By April 2009, I weighed 10 pound less. But as it turned out, even that modest weight loss wasn’t sustainable for me. Guess what I weighed on January 2, 2010? Same as I did on January 2, 2009.
During the past year, through the network of people who have left comments for me on my blog, I became acquainted with the Fat Acceptance Movement and the Healthy at Every Size philosophy. I started to work on giving up my struggle to be thin, and loving and accepting my body the way it is.
At this point, I have spent months talking back to the voices in my head urging me to lose weight and telling me I’m fat. I read this fantastic post and came to believe I was working through something that a lot of other women have worked through before me. I believed that by 2009’s end, I would love, embrace, and celebrate my body the way it was.
But here I am, still struggling, still feeling bad about myself every time I go shopping or get dressed, still cringing at photos of myself, still hoping (and then feeling bad about hoping) that I might someday again see those lower numbers on the scale, a slimmer me in the mirror. The thing is, when I look at my diet, I know it’s healthy and I will not modify it.
I have a somewhat unorthodox approach to food, largely shaped by Michael Pollan’s The Omnivore’s Dilemma and Nina Planck’s Real Food, and there is no way I’m drinking low fat milk or eating Healthy Choice frozen meals. I’m a restaurant critic: eating butter, bacon, chocolate, and cream are job requirements, and even if they weren’t, I’d eat them all. (Though probably a bit less of them!)
When I looked back over 2009, I did see one modification that I would like to make. In 2010, I would like to change my relationship with alcohol. For the past several years, I’ve drank wine or beer most days.
Often just one or two; sometimes three or four; on not-infrequent-enough-occasions, as many as five. I just calculated that I drank approximately 117,000 calories worth of booze in 2009. Is it any wonder I couldn’t lose weight or maintain a modest weight lost?

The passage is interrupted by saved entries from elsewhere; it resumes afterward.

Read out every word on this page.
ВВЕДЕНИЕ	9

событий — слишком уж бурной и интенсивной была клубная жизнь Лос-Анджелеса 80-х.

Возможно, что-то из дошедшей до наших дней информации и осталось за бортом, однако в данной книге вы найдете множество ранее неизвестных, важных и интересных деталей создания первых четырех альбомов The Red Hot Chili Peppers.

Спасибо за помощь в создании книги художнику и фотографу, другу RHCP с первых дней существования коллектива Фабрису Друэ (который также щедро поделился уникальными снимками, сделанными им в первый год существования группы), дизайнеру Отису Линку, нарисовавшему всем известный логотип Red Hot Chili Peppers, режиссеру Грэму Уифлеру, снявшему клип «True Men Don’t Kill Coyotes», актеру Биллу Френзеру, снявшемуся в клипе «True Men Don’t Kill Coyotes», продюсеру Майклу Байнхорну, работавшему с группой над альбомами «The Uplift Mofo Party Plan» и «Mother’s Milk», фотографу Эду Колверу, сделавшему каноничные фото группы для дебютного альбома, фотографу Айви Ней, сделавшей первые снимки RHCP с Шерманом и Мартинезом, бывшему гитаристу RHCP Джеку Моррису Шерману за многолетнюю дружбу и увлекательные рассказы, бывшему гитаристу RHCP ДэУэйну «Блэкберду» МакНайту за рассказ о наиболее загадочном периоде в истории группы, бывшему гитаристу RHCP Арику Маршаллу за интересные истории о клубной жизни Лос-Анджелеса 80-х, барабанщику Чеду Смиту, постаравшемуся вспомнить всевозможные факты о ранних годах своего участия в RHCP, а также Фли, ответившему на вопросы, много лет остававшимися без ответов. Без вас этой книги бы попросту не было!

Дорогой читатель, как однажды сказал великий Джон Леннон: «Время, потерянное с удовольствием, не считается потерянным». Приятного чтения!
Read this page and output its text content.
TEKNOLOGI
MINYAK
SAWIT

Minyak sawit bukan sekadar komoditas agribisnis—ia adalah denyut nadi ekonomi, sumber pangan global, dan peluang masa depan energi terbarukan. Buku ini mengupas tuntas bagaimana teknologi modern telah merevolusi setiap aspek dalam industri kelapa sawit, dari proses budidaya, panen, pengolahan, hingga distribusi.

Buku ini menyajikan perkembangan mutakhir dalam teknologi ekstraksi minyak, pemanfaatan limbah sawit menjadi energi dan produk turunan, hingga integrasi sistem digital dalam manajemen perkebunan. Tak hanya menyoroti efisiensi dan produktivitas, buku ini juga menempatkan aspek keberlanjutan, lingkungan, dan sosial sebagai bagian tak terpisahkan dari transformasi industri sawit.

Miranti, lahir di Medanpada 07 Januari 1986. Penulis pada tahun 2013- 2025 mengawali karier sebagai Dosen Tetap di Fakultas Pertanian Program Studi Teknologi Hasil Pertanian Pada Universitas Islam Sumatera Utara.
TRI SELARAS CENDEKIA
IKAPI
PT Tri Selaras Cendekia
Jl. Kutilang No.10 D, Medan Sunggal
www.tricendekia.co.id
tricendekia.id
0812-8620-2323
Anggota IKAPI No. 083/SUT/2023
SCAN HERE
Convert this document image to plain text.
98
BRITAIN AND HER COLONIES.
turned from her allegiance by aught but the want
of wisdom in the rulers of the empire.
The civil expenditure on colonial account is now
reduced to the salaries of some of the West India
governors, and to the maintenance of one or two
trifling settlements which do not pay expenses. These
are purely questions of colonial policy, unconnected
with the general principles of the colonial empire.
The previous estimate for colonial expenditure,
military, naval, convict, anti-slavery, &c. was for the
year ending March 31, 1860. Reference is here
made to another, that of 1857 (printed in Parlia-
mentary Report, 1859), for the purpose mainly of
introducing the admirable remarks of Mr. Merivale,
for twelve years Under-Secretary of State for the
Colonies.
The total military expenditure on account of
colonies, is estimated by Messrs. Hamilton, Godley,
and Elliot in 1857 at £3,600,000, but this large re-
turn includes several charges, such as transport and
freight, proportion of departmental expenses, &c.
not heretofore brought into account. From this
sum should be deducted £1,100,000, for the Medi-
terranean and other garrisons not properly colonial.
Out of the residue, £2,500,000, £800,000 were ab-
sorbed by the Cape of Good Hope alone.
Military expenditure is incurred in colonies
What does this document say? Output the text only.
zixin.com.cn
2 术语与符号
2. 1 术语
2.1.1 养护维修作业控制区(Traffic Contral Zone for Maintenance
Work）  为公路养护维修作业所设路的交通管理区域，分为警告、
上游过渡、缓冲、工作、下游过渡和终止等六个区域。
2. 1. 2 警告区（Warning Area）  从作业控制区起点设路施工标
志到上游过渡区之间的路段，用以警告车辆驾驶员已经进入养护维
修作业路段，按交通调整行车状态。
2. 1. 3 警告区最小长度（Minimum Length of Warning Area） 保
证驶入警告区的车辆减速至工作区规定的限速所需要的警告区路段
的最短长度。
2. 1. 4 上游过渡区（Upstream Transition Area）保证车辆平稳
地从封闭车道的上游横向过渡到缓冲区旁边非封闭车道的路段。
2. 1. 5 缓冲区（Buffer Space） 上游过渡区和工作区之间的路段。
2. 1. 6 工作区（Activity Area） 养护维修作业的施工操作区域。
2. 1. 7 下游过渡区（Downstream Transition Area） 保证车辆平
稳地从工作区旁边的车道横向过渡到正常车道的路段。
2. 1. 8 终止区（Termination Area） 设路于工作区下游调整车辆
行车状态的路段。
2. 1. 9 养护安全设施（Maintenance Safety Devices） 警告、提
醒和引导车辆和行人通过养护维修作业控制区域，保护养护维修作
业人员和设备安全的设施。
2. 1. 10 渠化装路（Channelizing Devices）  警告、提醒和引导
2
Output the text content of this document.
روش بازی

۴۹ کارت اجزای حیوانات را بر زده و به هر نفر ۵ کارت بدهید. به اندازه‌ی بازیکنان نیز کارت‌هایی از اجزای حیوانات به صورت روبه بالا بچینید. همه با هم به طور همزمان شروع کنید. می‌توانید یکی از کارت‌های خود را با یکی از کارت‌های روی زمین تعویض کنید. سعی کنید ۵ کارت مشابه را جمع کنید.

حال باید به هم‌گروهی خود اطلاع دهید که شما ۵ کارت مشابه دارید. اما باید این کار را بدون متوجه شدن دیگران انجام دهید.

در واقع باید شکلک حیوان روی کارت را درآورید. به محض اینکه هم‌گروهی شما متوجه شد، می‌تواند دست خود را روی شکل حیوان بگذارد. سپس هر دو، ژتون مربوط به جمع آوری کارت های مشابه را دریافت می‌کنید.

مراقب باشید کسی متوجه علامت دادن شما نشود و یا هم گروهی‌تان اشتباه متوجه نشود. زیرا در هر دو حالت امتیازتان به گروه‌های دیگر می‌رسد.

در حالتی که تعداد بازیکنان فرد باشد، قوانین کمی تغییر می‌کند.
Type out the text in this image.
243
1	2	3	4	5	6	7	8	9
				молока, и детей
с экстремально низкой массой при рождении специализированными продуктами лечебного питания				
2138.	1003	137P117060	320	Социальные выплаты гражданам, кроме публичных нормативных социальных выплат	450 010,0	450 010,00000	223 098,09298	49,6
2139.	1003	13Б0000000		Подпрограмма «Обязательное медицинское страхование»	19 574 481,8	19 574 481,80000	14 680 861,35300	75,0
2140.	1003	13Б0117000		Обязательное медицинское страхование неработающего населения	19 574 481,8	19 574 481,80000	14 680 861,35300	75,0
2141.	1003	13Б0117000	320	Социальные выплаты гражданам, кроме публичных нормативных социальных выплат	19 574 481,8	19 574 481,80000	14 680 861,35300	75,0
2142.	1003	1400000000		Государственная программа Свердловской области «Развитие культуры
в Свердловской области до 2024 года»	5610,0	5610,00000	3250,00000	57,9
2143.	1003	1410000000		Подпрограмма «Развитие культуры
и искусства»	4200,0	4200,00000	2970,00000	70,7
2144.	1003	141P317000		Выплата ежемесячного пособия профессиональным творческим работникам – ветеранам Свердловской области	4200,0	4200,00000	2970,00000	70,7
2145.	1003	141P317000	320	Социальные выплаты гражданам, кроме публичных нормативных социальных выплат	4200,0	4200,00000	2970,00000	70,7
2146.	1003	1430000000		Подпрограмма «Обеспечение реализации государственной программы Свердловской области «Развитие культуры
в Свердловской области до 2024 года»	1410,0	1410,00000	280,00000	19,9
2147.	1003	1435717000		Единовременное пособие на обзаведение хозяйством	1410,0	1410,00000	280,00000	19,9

I don’t believe in dieting. I know from experience that it really doesn’t work. I strongly believe that a healthy, sustainable lifestyle (one where you eat what you want when you’re hungry and stop when you’re full, one where you enjoy ample physical activity) will lead every one of us to our ideal body size, even if it isn’t our cultural ideal, even if it isn’t the body of our dreams.
Perhaps my drinking habits have not contributed to a healthy lifestyle for me. Drinking could be interfering with me becoming and maintaining my natural size. Maybe booze has weighed me down, emotionally and physically.
For this reason, I decided I would quit drinking altogether for the month of January. I hope to reevaluate my choices and emerge from this period of abstinence ready and willing to put alcohol in its appropriate place in my life. I just need some time to figure our what that is. And I would totally be lying if I didn’t tell you I hope I’ll also learn that I weigh less.
Tell me, commentors, what role does alcohol play in your life and your health? Do you have any personal guidelines you follow in terms of drinking?